Eligio, sur un dernier vibrato des gongs, revint s’asseoir auprès d’elles. Il regarda son vieux camarade velu qui dormait comme un loir. Puis il fixa leur invitée.

 « Comment est votre belle-mère ?! » - Demanda t’il soudain. A cette question, Strhashna sembla transportée par la grâce : « C’est une merveilleuse personne ! » – Répondit-elle – « Je crois quant à moi que c’est une Mo ! Grâce à elle, nos souffrances sont repoussées. Si Sir Hornak s’approche assez d’elle, il sera ramené à une humeur plus juste. » - L’Omash, dont elle n’avait pas l’habitude, éclairait l’esprit de la jeune femme Chimpe de ses douces lueurs.
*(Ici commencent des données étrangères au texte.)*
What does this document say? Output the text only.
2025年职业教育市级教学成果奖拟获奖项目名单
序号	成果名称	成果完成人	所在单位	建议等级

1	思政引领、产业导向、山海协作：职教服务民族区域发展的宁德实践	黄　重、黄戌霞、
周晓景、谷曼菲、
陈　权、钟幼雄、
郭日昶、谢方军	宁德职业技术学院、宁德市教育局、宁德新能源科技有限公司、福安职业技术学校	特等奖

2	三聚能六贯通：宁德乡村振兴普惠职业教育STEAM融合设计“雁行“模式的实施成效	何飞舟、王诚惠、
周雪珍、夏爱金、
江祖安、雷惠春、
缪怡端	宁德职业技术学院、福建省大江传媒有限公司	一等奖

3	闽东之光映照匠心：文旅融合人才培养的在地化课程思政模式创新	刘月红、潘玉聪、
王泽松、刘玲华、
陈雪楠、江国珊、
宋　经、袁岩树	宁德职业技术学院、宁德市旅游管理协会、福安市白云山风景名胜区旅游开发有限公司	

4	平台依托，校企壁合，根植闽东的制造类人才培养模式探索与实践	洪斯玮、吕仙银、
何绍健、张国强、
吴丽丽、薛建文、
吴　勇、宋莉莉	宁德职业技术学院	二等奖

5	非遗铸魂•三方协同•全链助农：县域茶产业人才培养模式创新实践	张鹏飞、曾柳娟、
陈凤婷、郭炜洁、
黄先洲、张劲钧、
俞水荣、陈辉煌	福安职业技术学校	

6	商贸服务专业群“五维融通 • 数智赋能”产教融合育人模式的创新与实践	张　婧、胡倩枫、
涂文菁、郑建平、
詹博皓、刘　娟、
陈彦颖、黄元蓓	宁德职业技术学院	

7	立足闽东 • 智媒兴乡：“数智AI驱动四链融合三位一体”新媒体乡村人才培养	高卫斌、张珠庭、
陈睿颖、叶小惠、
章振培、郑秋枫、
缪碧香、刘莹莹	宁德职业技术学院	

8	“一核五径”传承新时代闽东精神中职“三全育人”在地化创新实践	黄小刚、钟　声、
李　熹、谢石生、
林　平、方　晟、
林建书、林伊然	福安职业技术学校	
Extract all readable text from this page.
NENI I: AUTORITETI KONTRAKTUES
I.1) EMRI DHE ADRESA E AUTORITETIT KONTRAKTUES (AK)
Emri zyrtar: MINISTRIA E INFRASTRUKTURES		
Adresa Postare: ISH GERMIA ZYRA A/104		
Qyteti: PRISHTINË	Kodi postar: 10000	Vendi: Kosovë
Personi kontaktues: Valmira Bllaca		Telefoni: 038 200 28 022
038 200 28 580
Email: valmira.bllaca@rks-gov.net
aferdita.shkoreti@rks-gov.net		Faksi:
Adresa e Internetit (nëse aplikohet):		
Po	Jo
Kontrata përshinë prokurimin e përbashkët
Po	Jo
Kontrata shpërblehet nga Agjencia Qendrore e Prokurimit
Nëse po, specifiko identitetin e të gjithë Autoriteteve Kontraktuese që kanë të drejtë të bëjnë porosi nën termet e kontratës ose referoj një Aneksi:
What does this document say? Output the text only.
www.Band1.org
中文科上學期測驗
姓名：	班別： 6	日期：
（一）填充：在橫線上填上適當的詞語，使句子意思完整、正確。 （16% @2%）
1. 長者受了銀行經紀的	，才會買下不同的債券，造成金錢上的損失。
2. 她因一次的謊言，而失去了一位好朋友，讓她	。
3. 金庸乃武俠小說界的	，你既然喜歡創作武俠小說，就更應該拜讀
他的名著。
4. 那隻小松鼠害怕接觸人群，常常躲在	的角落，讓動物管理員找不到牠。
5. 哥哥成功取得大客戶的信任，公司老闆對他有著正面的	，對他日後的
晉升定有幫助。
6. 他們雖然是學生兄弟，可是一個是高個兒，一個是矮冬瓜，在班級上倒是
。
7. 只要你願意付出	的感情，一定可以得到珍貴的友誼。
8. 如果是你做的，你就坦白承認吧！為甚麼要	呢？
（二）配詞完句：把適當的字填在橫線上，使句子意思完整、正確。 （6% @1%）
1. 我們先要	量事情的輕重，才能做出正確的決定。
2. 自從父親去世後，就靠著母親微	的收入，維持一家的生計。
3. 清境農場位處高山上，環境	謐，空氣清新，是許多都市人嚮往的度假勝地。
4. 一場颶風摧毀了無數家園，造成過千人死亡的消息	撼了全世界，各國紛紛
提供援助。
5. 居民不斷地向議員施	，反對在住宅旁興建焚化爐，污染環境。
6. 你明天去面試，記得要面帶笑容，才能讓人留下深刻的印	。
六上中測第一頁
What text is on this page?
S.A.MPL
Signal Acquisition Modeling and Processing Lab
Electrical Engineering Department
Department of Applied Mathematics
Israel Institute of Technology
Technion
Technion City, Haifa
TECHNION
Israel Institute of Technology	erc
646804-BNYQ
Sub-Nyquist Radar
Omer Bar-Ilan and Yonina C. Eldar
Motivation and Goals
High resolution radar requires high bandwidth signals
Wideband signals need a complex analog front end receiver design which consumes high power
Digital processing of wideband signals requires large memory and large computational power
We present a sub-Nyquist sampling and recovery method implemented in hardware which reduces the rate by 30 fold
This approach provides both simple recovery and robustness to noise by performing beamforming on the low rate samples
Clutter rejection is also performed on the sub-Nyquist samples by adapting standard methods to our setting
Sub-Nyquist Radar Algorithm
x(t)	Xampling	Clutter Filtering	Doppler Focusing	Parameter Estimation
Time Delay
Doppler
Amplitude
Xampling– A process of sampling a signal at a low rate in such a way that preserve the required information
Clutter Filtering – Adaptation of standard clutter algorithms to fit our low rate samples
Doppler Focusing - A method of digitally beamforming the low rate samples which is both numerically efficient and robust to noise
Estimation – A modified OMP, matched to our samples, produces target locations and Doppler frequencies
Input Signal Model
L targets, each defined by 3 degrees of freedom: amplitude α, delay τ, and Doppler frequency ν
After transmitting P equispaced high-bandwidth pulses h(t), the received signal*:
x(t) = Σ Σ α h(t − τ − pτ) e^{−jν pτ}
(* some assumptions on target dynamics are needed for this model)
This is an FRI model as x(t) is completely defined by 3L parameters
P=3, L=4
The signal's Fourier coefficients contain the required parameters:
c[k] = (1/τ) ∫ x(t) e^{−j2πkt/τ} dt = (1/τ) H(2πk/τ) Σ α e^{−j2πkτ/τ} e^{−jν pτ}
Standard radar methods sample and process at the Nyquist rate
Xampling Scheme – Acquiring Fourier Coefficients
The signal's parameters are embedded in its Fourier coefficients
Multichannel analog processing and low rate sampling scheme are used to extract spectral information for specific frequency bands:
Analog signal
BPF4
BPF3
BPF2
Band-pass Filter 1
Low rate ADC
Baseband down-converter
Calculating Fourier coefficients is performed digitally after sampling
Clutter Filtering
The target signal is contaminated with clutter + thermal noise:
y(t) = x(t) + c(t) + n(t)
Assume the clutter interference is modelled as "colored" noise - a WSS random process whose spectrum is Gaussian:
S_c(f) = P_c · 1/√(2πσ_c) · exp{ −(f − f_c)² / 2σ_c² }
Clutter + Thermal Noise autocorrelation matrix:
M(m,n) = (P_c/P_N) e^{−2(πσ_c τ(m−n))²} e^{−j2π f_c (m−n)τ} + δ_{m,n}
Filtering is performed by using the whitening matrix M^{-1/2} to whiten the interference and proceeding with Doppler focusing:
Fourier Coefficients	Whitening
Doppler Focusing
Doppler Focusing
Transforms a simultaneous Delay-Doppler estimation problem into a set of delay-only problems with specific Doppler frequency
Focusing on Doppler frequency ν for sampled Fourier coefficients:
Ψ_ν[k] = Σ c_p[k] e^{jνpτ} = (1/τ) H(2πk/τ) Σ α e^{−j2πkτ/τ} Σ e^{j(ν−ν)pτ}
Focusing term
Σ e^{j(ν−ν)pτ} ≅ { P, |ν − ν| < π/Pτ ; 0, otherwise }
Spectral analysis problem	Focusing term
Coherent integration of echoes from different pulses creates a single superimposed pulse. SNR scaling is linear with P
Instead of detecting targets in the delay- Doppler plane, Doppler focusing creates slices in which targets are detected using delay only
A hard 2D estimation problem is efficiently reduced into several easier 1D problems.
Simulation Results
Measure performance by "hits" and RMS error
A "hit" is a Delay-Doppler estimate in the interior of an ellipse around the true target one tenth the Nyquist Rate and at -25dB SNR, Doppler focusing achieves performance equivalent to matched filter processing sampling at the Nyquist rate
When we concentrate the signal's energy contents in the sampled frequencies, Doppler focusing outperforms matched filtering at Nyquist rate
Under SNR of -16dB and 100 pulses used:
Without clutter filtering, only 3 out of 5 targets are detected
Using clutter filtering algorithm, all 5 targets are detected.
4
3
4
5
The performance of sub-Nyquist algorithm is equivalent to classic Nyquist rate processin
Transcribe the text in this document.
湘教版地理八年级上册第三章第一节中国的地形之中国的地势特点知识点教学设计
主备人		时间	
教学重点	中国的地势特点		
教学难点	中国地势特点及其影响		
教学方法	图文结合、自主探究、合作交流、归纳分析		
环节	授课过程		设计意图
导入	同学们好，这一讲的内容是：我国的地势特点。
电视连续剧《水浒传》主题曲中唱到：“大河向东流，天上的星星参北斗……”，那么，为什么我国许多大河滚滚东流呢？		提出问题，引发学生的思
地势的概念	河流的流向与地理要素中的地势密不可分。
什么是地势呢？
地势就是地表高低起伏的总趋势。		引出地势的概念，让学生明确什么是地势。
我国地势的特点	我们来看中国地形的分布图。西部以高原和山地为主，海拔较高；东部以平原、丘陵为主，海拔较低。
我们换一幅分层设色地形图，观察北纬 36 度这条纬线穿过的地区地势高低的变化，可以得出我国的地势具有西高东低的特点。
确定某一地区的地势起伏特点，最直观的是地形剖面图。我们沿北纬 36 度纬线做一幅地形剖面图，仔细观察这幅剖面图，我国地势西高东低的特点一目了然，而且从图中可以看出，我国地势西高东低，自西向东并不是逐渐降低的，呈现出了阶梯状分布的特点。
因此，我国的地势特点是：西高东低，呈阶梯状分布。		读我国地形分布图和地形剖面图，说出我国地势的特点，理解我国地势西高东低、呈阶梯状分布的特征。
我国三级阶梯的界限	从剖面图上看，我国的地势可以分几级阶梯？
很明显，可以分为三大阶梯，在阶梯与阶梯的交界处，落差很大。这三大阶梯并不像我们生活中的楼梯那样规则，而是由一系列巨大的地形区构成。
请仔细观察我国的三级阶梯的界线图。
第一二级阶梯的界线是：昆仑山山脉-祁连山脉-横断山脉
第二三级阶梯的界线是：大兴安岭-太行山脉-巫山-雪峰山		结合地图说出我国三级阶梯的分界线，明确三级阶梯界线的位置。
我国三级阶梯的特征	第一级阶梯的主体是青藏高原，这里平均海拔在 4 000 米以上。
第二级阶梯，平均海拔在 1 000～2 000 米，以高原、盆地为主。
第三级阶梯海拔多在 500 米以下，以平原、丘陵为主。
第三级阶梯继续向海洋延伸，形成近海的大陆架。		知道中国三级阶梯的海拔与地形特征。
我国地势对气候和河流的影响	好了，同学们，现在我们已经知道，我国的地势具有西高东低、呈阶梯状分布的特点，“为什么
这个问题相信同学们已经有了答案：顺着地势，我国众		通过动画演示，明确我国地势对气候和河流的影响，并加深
 « Nous n’avons plus eu de Mo depuis si longtemps, Strhashna….Puissiez vous avoir raison ! Mo Magda et Voroï ont vécu dans la même maison, non loin d’ici, vous le saviez ? Le Grand Haskar en personne a insisté, en son temps, pour qu’il hérite de la maisonnette de Ser Magda Jagelska.  Je vous y emmènerai, demain, si vous voulez.» -  Murmura Mèhèlia.

 « Quel métier exercez-vous, Ser Mèhèlia ? » - Voulut savoir Strhashna.

 « Je suis biologiste généticienne Biotech. Cela aussi je vous le montrerai. Vous ne comptez plus retourner sur Terra trop vite à présent, n’est-ce pas ? » - Demanda la velue verte.

 « Non… c’est passé…vous êtes de bonnes personnes. Je voudrais aller me coucher, ces lianes me plongent dans des abîmes bien réconfortants. J’ai sommeil. » - Bailla Strhashna avant de s’effondrer d’un bloc sur le second canapé. Eligio alla chercher une courtepointe dans l’alvéole de son Gamelan. Au moment où il l’en couvrait doucement, il chuchota à Mèhèlia :

 « Elle ressemble à s’y méprendre à Tsourhna Barnes. Et c’est pourtant une native de Terra ! »

 « Vous êtes rigolo, Sir Gomez, ça n’a rien du tout à y voir ! Réfléchissez ! Ses parents sont tous les deux des Chimps Amélios verts, après tout. » - Lui rappela la Chimpe généticienne.

 « C’est vrai ! Laissons-les dormir, Mèhèlia. Allons sagement nous coucher. » - Lui dit Eligio.

 Ils montèrent dans leurs chambres à coucher et le Cottage tout entier fut bientôt plongé dans un profond sommeil. Au loin, on entendait seulement glapir les lycaons et feuler les lynx.

 Hornak, effondré sur un banc de la Forge Taverne, fut le premier d’eux cinq à s’éveiller. Il avait à nouveau rêvé, sur le banc, de la panthère noire au sommet de la cascade de glace.

 « Te revoilà Hornak ! Alors, dis-moi : es-tu arrivé maintenant ?» - Disait-elle.

 « Je suis arrivé, panthère. Ne me parles pourtant pas maintenant, je t’en supplie ! » - Avait-il répondu en joignant les mains à la mode d’imploration Chimpe.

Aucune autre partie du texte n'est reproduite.